Minister defends using TV footage to promote crackdown on illegal workers as critics call it ‘performative’

Good morning. Politicians like to claim that they are completely different from their opponents, because to win elections they need dividing line issues, but in truth the similarities can be striking too, because they end up facing the same challenges, and the electorate does not change much either. This Labour government is not the same as the last Conservative one. But at times it has sounded like Rishi Sunak (it adopted his signature anti-smoking legislation wholesale), Liz Truss (ministers constantly stress that growth is the number one priority) and even Boris Johnson (after the negativism of last year’s budget, there is a pivot towards more optimism). And today it it is sounding a bit like Theresa May in her “hostile environment” phase as home secretary.

The Home Office has embarked on a publicity blitz to show that it it beefing up efforts to catch people who are working in the UK illegally and to deport people who should not be in the country. This is not just policy; it involves ‘show not tell’ communications.
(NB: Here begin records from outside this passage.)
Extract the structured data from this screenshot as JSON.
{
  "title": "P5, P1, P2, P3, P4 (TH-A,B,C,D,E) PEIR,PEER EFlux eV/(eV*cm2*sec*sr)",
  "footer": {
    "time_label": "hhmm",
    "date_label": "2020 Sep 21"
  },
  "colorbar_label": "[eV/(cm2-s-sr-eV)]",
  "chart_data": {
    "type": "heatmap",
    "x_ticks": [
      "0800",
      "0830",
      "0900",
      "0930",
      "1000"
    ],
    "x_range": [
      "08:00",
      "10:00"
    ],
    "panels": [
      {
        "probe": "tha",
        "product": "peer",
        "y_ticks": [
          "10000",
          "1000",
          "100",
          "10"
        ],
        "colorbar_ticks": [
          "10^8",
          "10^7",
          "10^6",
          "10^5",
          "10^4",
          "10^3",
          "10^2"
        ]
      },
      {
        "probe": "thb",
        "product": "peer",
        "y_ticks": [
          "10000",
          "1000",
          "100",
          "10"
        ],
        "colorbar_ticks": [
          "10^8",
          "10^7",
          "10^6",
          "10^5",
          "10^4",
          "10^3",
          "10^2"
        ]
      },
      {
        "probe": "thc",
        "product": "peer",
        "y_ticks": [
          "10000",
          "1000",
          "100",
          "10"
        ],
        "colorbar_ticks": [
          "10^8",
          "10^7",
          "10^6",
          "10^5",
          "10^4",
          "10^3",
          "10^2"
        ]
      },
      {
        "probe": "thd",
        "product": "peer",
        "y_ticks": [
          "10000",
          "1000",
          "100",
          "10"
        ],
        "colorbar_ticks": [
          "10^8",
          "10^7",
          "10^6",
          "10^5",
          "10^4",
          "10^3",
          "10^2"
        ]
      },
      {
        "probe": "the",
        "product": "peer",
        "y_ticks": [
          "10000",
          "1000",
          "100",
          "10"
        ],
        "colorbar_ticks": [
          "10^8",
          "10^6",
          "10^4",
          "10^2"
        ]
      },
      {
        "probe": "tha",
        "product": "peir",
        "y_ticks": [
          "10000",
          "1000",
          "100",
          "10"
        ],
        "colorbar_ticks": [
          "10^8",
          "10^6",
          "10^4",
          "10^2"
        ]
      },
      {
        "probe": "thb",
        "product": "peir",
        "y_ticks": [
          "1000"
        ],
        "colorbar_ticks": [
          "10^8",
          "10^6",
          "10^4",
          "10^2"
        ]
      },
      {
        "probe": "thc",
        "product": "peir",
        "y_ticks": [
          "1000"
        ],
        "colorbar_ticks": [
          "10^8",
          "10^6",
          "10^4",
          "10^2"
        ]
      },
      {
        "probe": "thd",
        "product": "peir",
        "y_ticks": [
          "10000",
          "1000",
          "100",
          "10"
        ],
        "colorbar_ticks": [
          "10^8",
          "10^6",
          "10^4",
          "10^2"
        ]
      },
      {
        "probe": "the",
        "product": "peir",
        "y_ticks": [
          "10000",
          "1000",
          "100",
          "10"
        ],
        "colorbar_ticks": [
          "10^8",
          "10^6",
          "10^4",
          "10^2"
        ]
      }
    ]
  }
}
As Pippa Crerar, Diane Taylor and Peter Walker report:

Yvette Cooper, the home secretary, is expected to join an early morning raid this week targeting illegal working, while the government will broadcast footage of deportations, a number of them involving foreign criminals, from detention to removal centres and on to waiting planes …
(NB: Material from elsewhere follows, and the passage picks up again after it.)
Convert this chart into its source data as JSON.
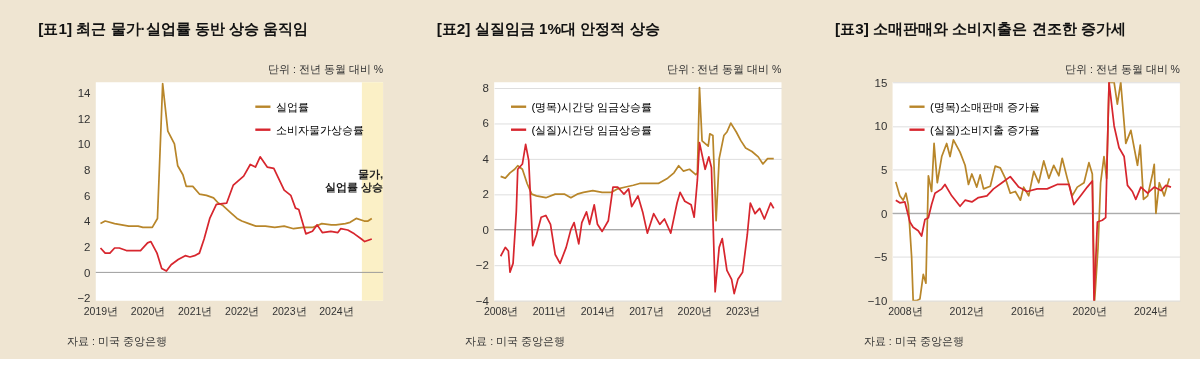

Downing Street is planning to go beyond simply taking the fight to Reform. “We don’t think it’s enough just to look strong on migration, we actually need to be strong. We’ve done really well on returns but people say they don’t believe it, that if it was true they’d see it on the news,” a source said.
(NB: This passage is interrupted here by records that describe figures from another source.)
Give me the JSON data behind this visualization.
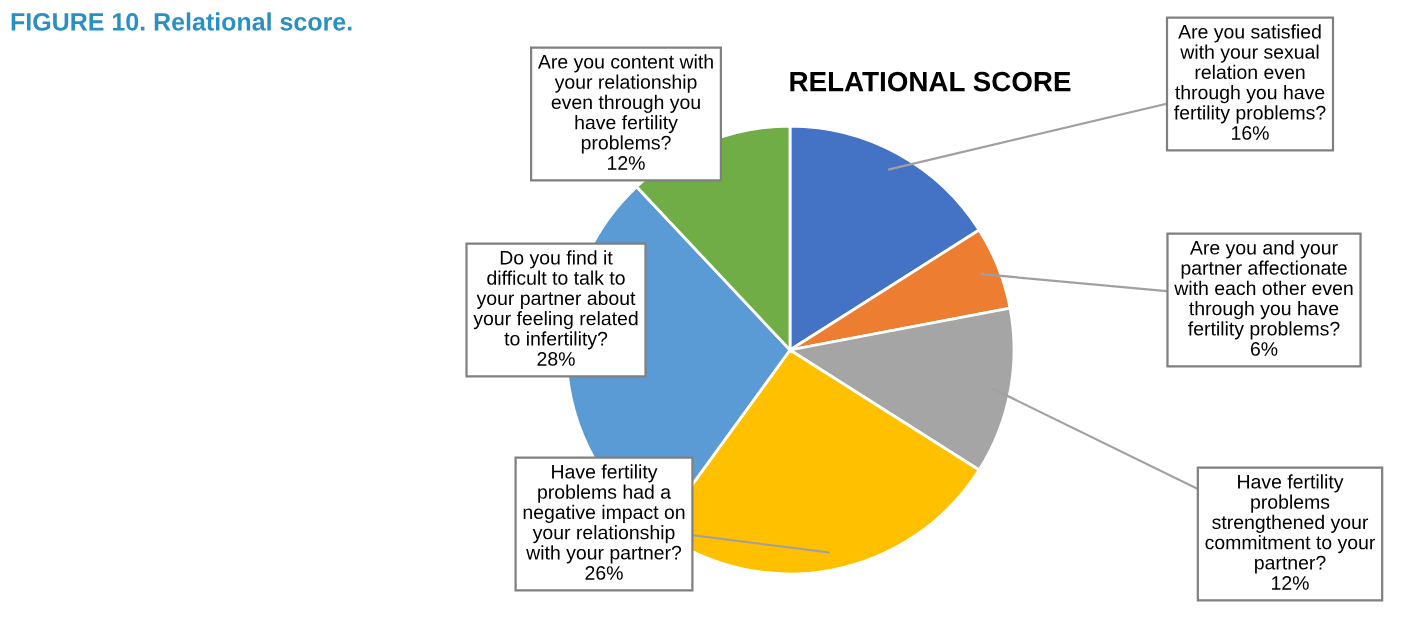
{
  "chart_data": {
    "type": "pie",
    "title": "RELATIONAL SCORE",
    "annotations": [
      "FIGURE 10. Relational score."
    ],
    "categories": [
      "Are you satisfied\nwith your sexual\nrelation even\nthrough you have\nfertility problems?",
      "Are you and your\npartner affectionate\nwith each other even\nthrough you have\nfertility problems?",
      "Have fertility\nproblems\nstrengthened your\ncommitment to your\npartner?",
      "Have fertility\nproblems had a\nnegative impact on\nyour relationship\nwith your partner?",
      "Do you find it\ndifficult to talk to\nyour partner about\nyour feeling related\nto infertility?",
      "Are you content with\nyour relationship\neven through you\nhave fertility\nproblems?"
    ],
    "values": [
      16,
      6,
      12,
      26,
      28,
      12
    ],
    "value_labels": [
      "16%",
      "6%",
      "12%",
      "26%",
      "28%",
      "12%"
    ],
    "colors": [
      "#4472c4",
      "#ed7d31",
      "#a5a5a5",
      "#ffc000",
      "#5b9bd5",
      "#70ad47"
    ]
  }
}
This sort of approach is contentious in liberal circles (which may be part of the appeal in No 10, where Labour figures are worried a lot more at the moment about losing votes to Reform UK than losing votes to the Liberal Democrats and the Greens) and the Refugee Council has criticised the Home Office for the way it is publicising what it is doing. Enver Solomon, its chief executive, told the Independent:

It was not long ago that hate-filled mobs attempted to burn refugees alive in a hotel,. Communities are still healing from the appalling violence last summer, so the government should not risk driving up mistrust by using performative tactics that play into negative and dangerous narratives about immigration.

The public want a system that is orderly and controlled but also compassionate. That includes returning people without a right to be in the UK, but doing so in a dignified way instead of melodramatic television footage that will not build trust in government.

Angela Eagle, the minister for border security and asylum, has been doing an interview round this morning and she defended that the government is doing. Asked whether the policy was line with Keir Starmer’s previous pledge in opposition to create an immigration system “based on compassion and dignity”, Eagle replied:

I don’t believe for one minute that enforcing the law and ensuring that people who break the law face the consequences of doing that, up to and including deportation, arrest, is not compassionate. We have to have a system where the rules are respected and enforced.

She also defended the Home Office releasing pictures and footage of immigration raids and deportations:

It’s important that we show what we are doing and it’s important that we send messages to people who may have been sold lies about what will await them in the UK if they get themselves smuggled in.

They are more likely to be living in squalid conditions, being exploited by vicious gangs.

It’s important that we get those realities across and it’s important that that’s done in imagery as well as words.

There will be more on this as the day goes on. Here is the agenda for the day.

11.30am: Downing Street holds a lobby briefing.

Afternoon: Farmers hold a rally in Westminster to protest about the extension of inheritance tax to cover farms.

2.30pm: John Healey, the defence secretary, takes questions in the Commons.

After 3.30pm: MPs debate the second reading of the border security, asylum and immigration bill.